Si passava, in sostanza, da uno stigma all’altro: scompariva quello legato al sovrappeso e compariva quello associato alla modalità scelta per perdere i chili di troppo. 

Il secondo stigma faceva male quanto il primo. Accusati di aver preso una scorciatoia, i pazienti operati si sentivano incompresi e perdevano la motivazione a mantenere il peso conquistato con l’intervento. Il 64 per cento dei partecipanti allo studio ha riferito di non aver seguito alla lettera la dieta rigorosa richiesta dopo l’operazione e di aver vissuto molto male il fallimento. 

Va precisato, ma solo a onor del vero e non per alimentare il mito della bontà delle conquiste sofferte, che l’operazione di chirurgia bariatrica non è affatto una passeggiata. 

Il 36 per cento degli intervistati ha riferito di problemi cronici con carenze vitaminiche e il 47 per cento di nuove intolleranze alimentari emerse dopo l'intervento chirurgico. La nausea era comune, come lo è per coloro che assumono farmaci antiobesità. Una perdita di peso considerevole e rapida può avere inoltre effetti negativi sulla pelle che rischia di presentarsi rilassata e cadente. 

«A nostro avviso, l’entusiasmo diffuso per i farmaci dimagranti non è solo una soluzione a un problema medico, ma è anche una risposta alla paura e all’ansia profondamente radicate e diffuse riguardo al peso corporeo. Lo stigma di essere etichettati dagli altri come grassi può influenzare la decisione di utilizzare farmaci dimagranti, e con la perdita di peso arriva l’aspettativa di una vita “migliore” con una maggiore accettazione sociale. Ma, come dimostra la nostra ricerca su persone sottoposte a chirurgia bariatrica, il percorso di perdita di peso non è così semplice. È fondamentale che le aziende farmaceutiche, i medici e i ricercatori considerino l’aspetto emotivo del processo decisionale per quanto riguarda i farmaci antiobesità», scrivono le scienziate. 

Il sostegno psicologico nel post-dimagrimento

Le persone che assumono farmaci dimagranti, sottolineano le ricercatrici, dovrebbero essere seguite anche nella fase successiva al dimagrimento come accade in molti centri per i pazienti sottoposti a chirurgia bariatrica che possono contare anche su un sostegno psicologico.

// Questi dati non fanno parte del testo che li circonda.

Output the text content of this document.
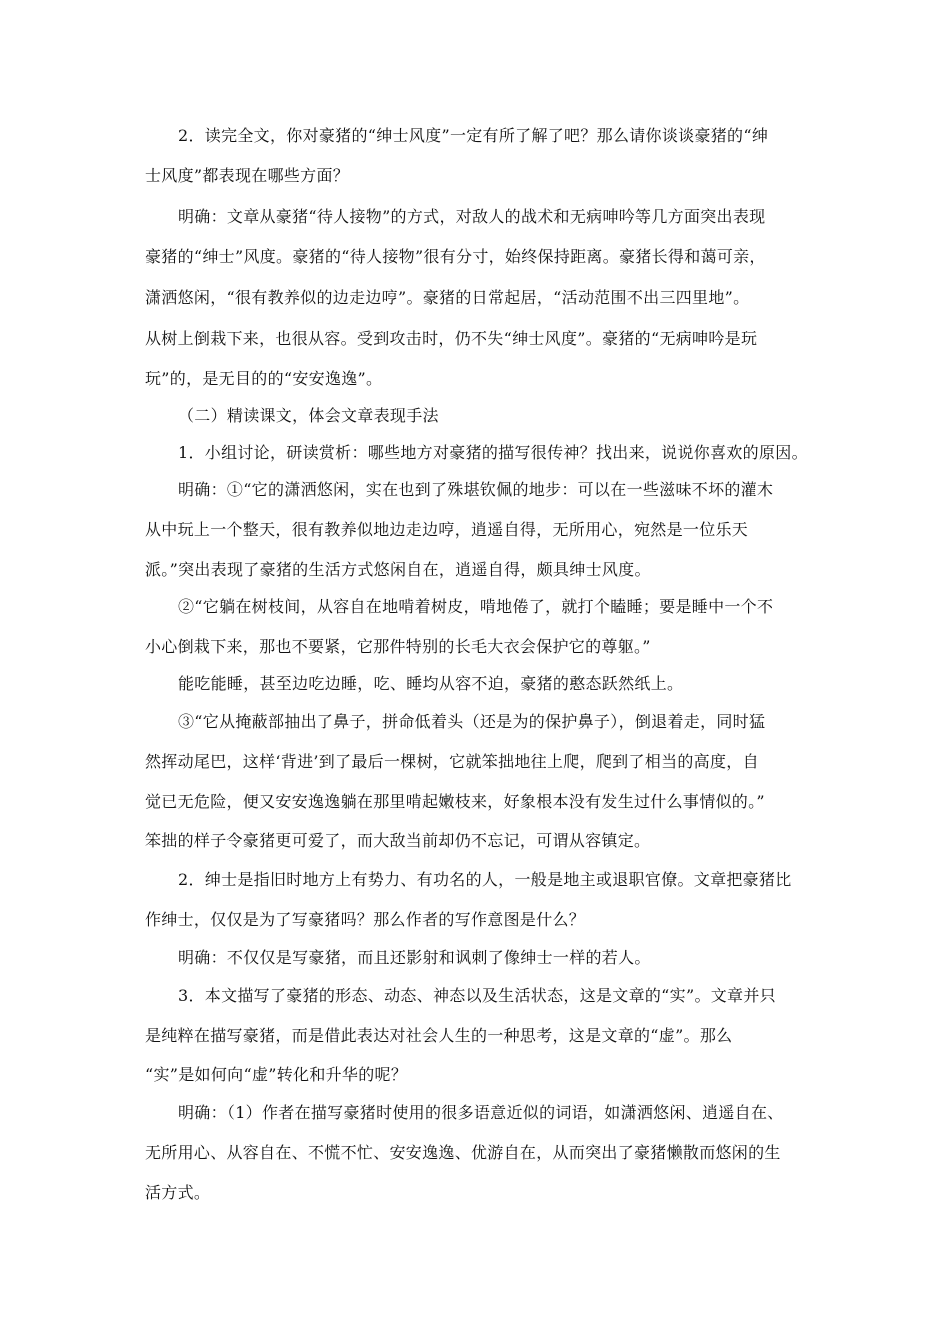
2．读完全文，你对豪猪的“绅士风度”一定有所了解了吧？那么请你谈谈豪猪的“绅
士风度”都表现在哪些方面？
明确：文章从豪猪“待人接物”的方式，对敌人的战术和无病呻吟等几方面突出表现
豪猪的“绅士”风度。豪猪的“待人接物”很有分寸，始终保持距离。豪猪长得和蔼可亲，
潇洒悠闲，“很有教养似的边走边哼”。豪猪的日常起居，“活动范围不出三四里地”。
从树上倒栽下来，也很从容。受到攻击时，仍不失“绅士风度”。豪猪的“无病呻吟是玩
玩”的，是无目的的“安安逸逸”。
（二）精读课文，体会文章表现手法
1．小组讨论，研读赏析：哪些地方对豪猪的描写很传神？找出来，说说你喜欢的原因。
明确：①“它的潇洒悠闲，实在也到了殊堪钦佩的地步：可以在一些滋味不坏的灌木
从中玩上一个整天，很有教养似地边走边哼，逍遥自得，无所用心，宛然是一位乐天
派。”突出表现了豪猪的生活方式悠闲自在，逍遥自得，颇具绅士风度。
②“它躺在树枝间，从容自在地啃着树皮，啃地倦了，就打个瞌睡；要是睡中一个不
小心倒栽下来，那也不要紧，它那件特别的长毛大衣会保护它的尊躯。”
能吃能睡，甚至边吃边睡，吃、睡均从容不迫，豪猪的憨态跃然纸上。
③“它从掩蔽部抽出了鼻子，拼命低着头（还是为的保护鼻子），倒退着走，同时猛
然挥动尾巴，这样‘背进’到了最后一棵树，它就笨拙地往上爬，爬到了相当的高度，自
觉已无危险，便又安安逸逸躺在那里啃起嫩枝来，好象根本没有发生过什么事情似的。”
笨拙的样子令豪猪更可爱了，而大敌当前却仍不忘记，可谓从容镇定。
2．绅士是指旧时地方上有势力、有功名的人，一般是地主或退职官僚。文章把豪猪比
作绅士，仅仅是为了写豪猪吗？那么作者的写作意图是什么？
明确：不仅仅是写豪猪，而且还影射和讽刺了像绅士一样的若人。
3．本文描写了豪猪的形态、动态、神态以及生活状态，这是文章的“实”。文章并只
是纯粹在描写豪猪，而是借此表达对社会人生的一种思考，这是文章的“虚”。那么
“实”是如何向“虚”转化和升华的呢？
明确：（1）作者在描写豪猪时使用的很多语意近似的词语，如潇洒悠闲、逍遥自在、
无所用心、从容自在、不慌不忙、安安逸逸、优游自在，从而突出了豪猪懒散而悠闲的生
活方式。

Risorse simili dovrebbero essere fornite a coloro a cui vengono prescritti farmaci anti obesità. 

«Adottare tali misure per garantire che le persone comprendano i pro e i contro sia fisici che emotivi dei farmaci dimagranti è fondamentale, per prevenire una cascata di effetti sociali ed emotivi negativi inattesi tra i milioni di persone che assumeranno farmaci antiobesità nei prossimi anni», concludono le autrici.